La ville de Corinthe était réputée dans l’Empire Romain pour la démesure de son immoralité. L’apôtre Paul y fonda une Eglise. La pression de la corruption ambiante atteignait ces chrétiens de Corinthe. Un certain nombre d’entre eux n’avaient pas réellement coupé avec leur vie de débauche. Paul doit hausser le ton dans cette épître et faire comprendre qu’un chrétien ne doit pas jouer avec ces dérèglements mentionnés. Deux mots ont un rapport avec les troubles homosexuels. Le premier « efféminés » (« malakos » en grec) signifie : « doux, précieux au toucher », et par extension « efféminé » ou, dans un sens négatif, ce mot désignait « la prostitution masculine »« ou »le fait de se soumettre à des obscénités contre nature« . Le deuxième mot traduit par »homosexuels« ou »infâmes« est »arsenokoites« ( »arsèn« : mâle ; »koitès« : lit) et il signifie : »un homme qui couche avec un autre homme » et aussi tout comportement homosexuel.

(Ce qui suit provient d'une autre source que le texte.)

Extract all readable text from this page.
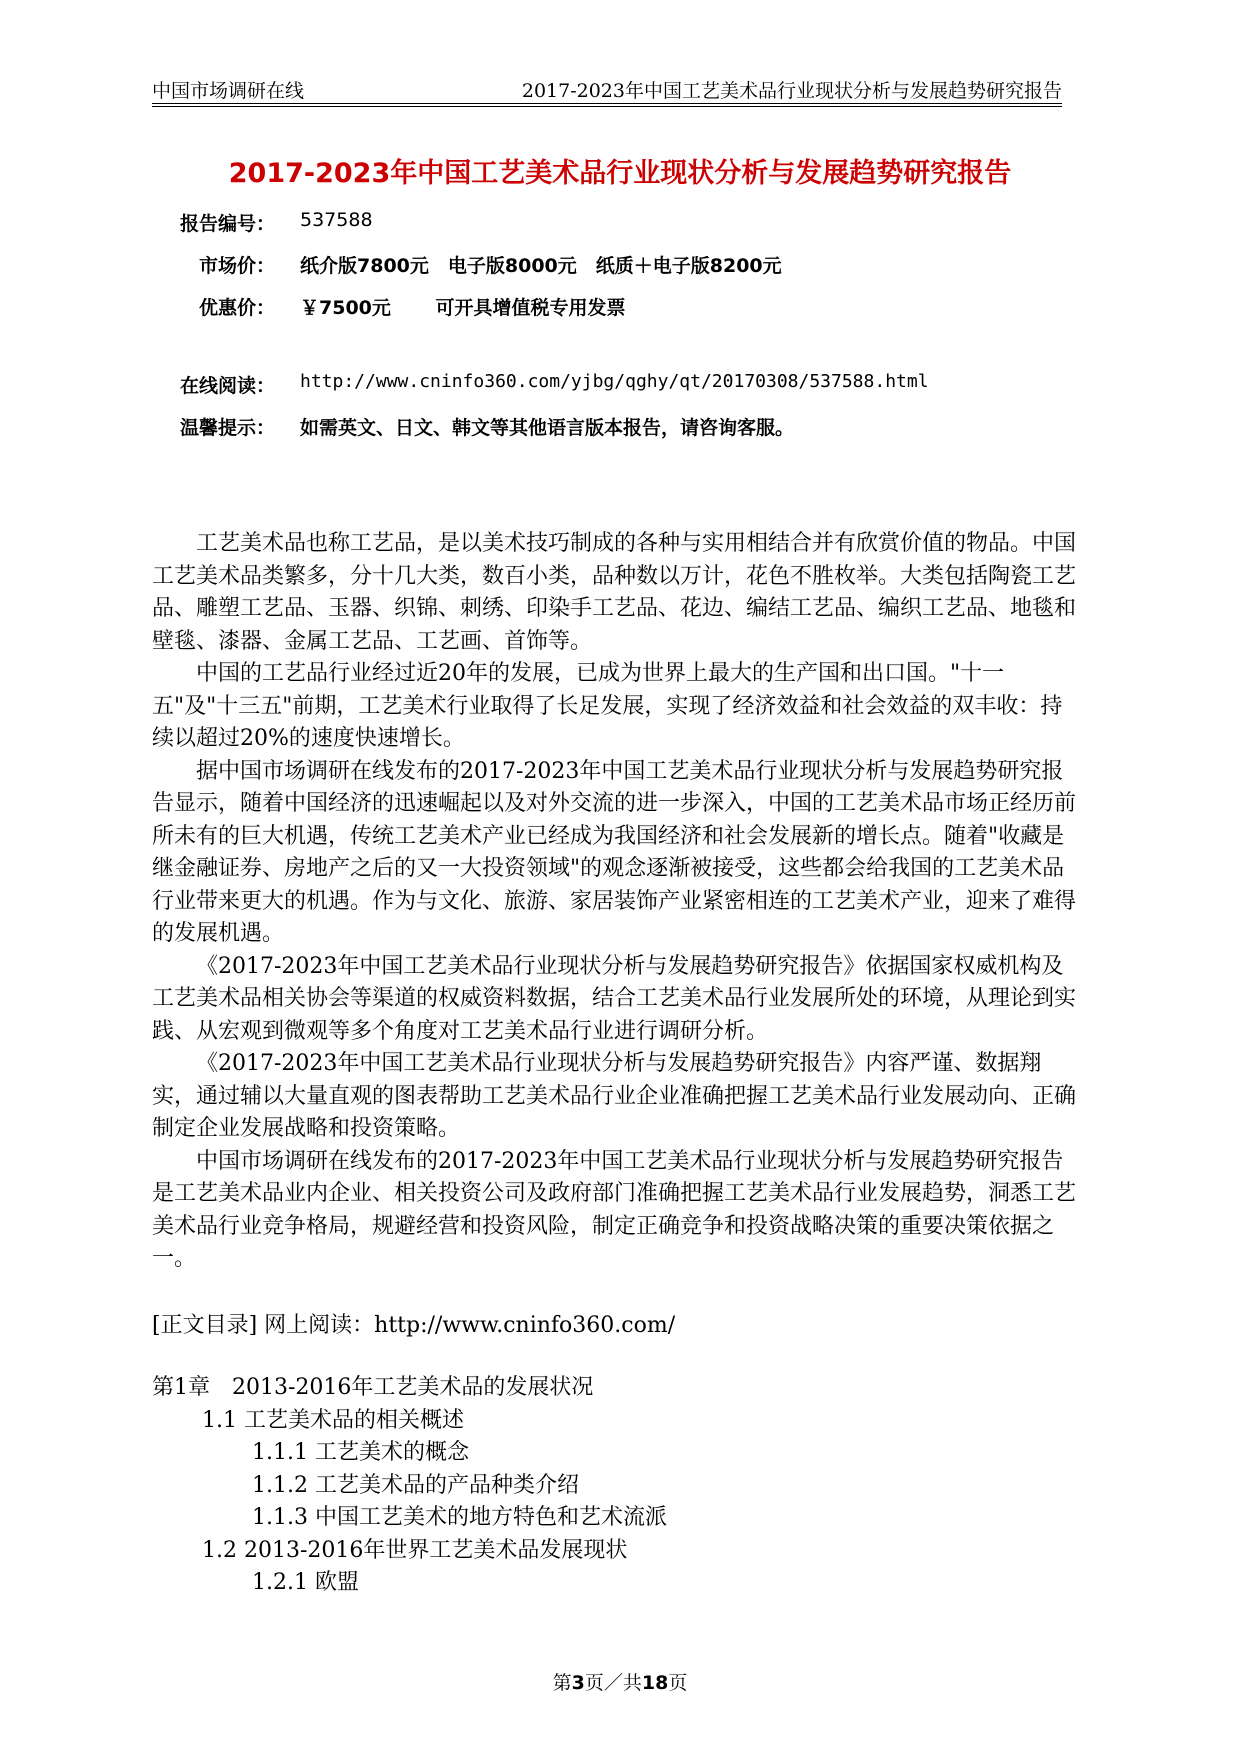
中国市场调研在线	2017-2023年中国工艺美术品行业现状分析与发展趋势研究报告
2017-2023年中国工艺美术品行业现状分析与发展趋势研究报告
报告编号： 537588
市场价： 纸介版7800元　电子版8000元　纸质＋电子版8200元
优惠价： ￥7500元　　 可开具增值税专用发票
在线阅读： http://www.cninfo360.com/yjbg/qghy/qt/20170308/537588.html
温馨提示： 如需英文、日文、韩文等其他语言版本报告，请咨询客服。

工艺美术品也称工艺品，是以美术技巧制成的各种与实用相结合并有欣赏价值的物品。中国工艺美术品类繁多，分十几大类，数百小类，品种数以万计，花色不胜枚举。大类包括陶瓷工艺品、雕塑工艺品、玉器、织锦、刺绣、印染手工艺品、花边、编结工艺品、编织工艺品、地毯和壁毯、漆器、金属工艺品、工艺画、首饰等。

中国的工艺品行业经过近20年的发展，已成为世界上最大的生产国和出口国。"十一五"及"十三五"前期，工艺美术行业取得了长足发展，实现了经济效益和社会效益的双丰收：持续以超过20%的速度快速增长。

据中国市场调研在线发布的2017-2023年中国工艺美术品行业现状分析与发展趋势研究报告显示，随着中国经济的迅速崛起以及对外交流的进一步深入，中国的工艺美术品市场正经历前所未有的巨大机遇，传统工艺美术产业已经成为我国经济和社会发展新的增长点。随着"收藏是继金融证券、房地产之后的又一大投资领域"的观念逐渐被接受，这些都会给我国的工艺美术品行业带来更大的机遇。作为与文化、旅游、家居装饰产业紧密相连的工艺美术产业，迎来了难得的发展机遇。

《2017-2023年中国工艺美术品行业现状分析与发展趋势研究报告》依据国家权威机构及工艺美术品相关协会等渠道的权威资料数据，结合工艺美术品行业发展所处的环境，从理论到实践、从宏观到微观等多个角度对工艺美术品行业进行调研分析。

《2017-2023年中国工艺美术品行业现状分析与发展趋势研究报告》内容严谨、数据翔实，通过辅以大量直观的图表帮助工艺美术品行业企业准确把握工艺美术品行业发展动向、正确制定企业发展战略和投资策略。

中国市场调研在线发布的2017-2023年中国工艺美术品行业现状分析与发展趋势研究报告是工艺美术品业内企业、相关投资公司及政府部门准确把握工艺美术品行业发展趋势，洞悉工艺美术品行业竞争格局，规避经营和投资风险，制定正确竞争和投资战略决策的重要决策依据之一。

[正文目录] 网上阅读：http://www.cninfo360.com/
第1章　2013-2016年工艺美术品的发展状况
1.1 工艺美术品的相关概述
1.1.1 工艺美术的概念
1.1.2 工艺美术品的产品种类介绍
1.1.3 中国工艺美术的地方特色和艺术流派
1.2 2013-2016年世界工艺美术品发展现状
1.2.1 欧盟
第3页／共18页
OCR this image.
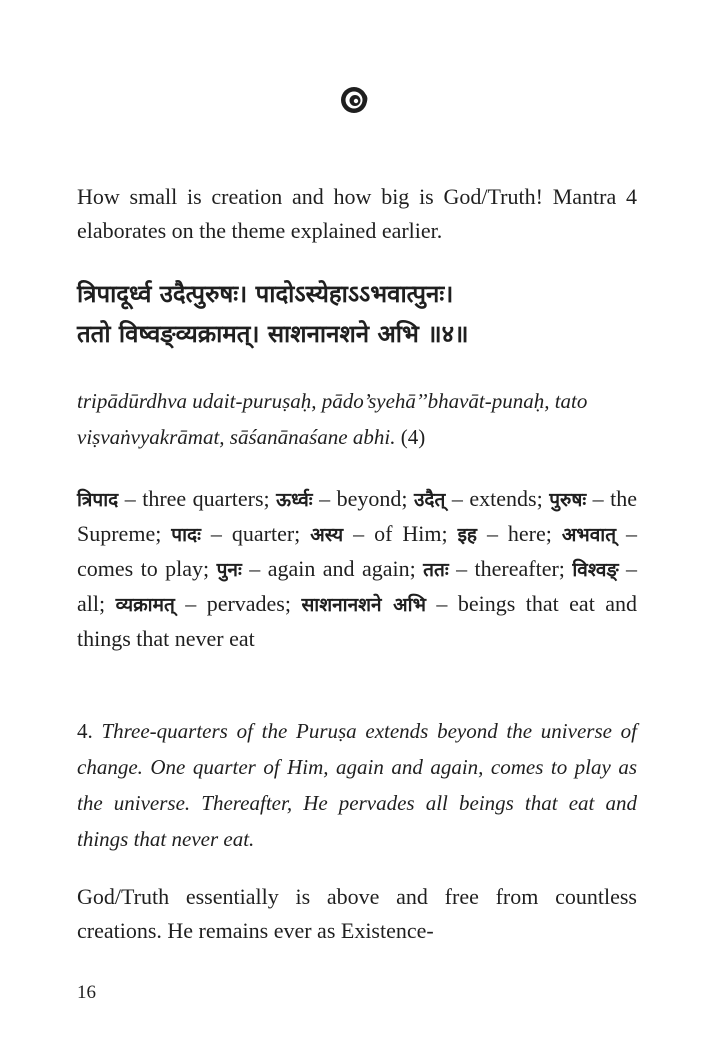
How small is creation and how big is God/Truth! Mantra 4 elaborates on the theme explained earlier.

त्रिपादूर्ध्व उदैत्पुरुषः। पादोऽस्येहाऽऽभवात्पुनः।
ततो विष्वङ्व्यक्रामत्। साशनानशने अभि ॥४॥

tripādūrdhva udait-puruṣaḥ, pādo’syehā’’bhavāt-punaḥ, tato viṣvaṅvyakrāmat, sāśanānaśane abhi. (4)

त्रिपाद – three quarters; ऊर्ध्वः – beyond; उदैत् – extends; पुरुषः – the Supreme; पादः – quarter; अस्य – of Him; इह – here; अभवात् – comes to play; पुनः – again and again; ततः – thereafter; विश्वङ् – all; व्यक्रामत् – pervades; साशनानशने अभि – beings that eat and things that never eat

4. Three-quarters of the Puruṣa extends beyond the universe of change. One quarter of Him, again and again, comes to play as the universe. Thereafter, He pervades all beings that eat and things that never eat.

God/Truth essentially is above and free from countless creations. He remains ever as Existence-

16
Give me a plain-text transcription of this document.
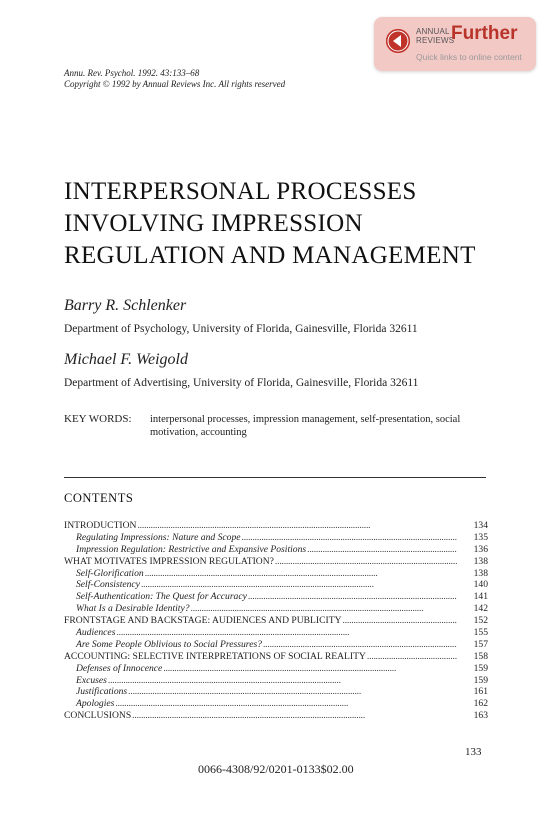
ANNUAL
REVIEWS
Further
Quick links to online content
Annu. Rev. Psychol. 1992. 43:133–68
Copyright © 1992 by Annual Reviews Inc. All rights reserved
INTERPERSONAL PROCESSES
INVOLVING IMPRESSION
REGULATION AND MANAGEMENT
Barry R. Schlenker
Department of Psychology, University of Florida, Gainesville, Florida 32611
Michael F. Weigold
Department of Advertising, University of Florida, Gainesville, Florida 32611
KEY WORDS: interpersonal processes, impression management, self-presentation, social motivation, accounting
CONTENTS
INTRODUCTION . . .	134
Regulating Impressions: Nature and Scope . . .	135
Impression Regulation: Restrictive and Expansive Positions . . .	136
WHAT MOTIVATES IMPRESSION REGULATION? . . .	138
Self-Glorification . . .	138
Self-Consistency . . .	140
Self-Authentication: The Quest for Accuracy . . .	141
What Is a Desirable Identity? . . .	142
FRONTSTAGE AND BACKSTAGE: AUDIENCES AND PUBLICITY . . .	152
Audiences . . .	155
Are Some People Oblivious to Social Pressures? . . .	157
ACCOUNTING: SELECTIVE INTERPRETATIONS OF SOCIAL REALITY . . .	158
Defenses of Innocence . . .	159
Excuses . . .	159
Justifications . . .	161
Apologies . . .	162
CONCLUSIONS . . .	163
133
0066-4308/92/0201-0133$02.00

Le Nouveau Testament n’a pas réellement modifié son appréciation de l’homosexualité par rapport à l’Ancien Testament. Il s’agit d’un comportement désapprouvé catégoriquement dans l’ensemble de la Bible. Ce texte de Paul le met au même niveau que l’ivrognerie, l’adultère, le vol, l’idolâtrie… En persistant dans ces déviations, Paul explique aux Corinthiens qu’ils ne pourront avoir part au Royaume de Dieu. Dans ses lettres, Paul décrit la « grâce » et le pardon comme personne ne l’a fait, néanmoins, cette grâce n’encourage pas à poursuivre dans le désordre, mais au contraire à changer de comportement : « Car la grâce de Dieu, source de salut pour tous les hommes, s’est manifestée, nous enseignant à renoncer à l’impiété et aux convoitises de ce monde, pour vivre en ce siècle présent dans la réserve, la justice et la piété » Tite 2.11-12,

b) Un autre texte mentionne l’homosexualité en utilisant à nouveau le mot « arsenokoites » (traduit selon les versions par « infâmes », « homosexuels’, »pédérastes »…) :

« Nous n’ignorons pas que la loi est bonne, pourvu qu’on en fasse un usage légitime, sachant bien que la loi n’est pas faite pour le juste, mais pour les méchants et les rebelles, les impies et les pécheurs, les irréligieux et les profanes, les parricides, les meurtriers, les impudiques, les homosexuels, les voleurs d’hommes, les menteurs, les parjures, et tout ce qui est contraire à la saine doctrine, – conformément à l’Évangile de la gloire du Dieu bienheureux, Évangile qui m’a été confié ».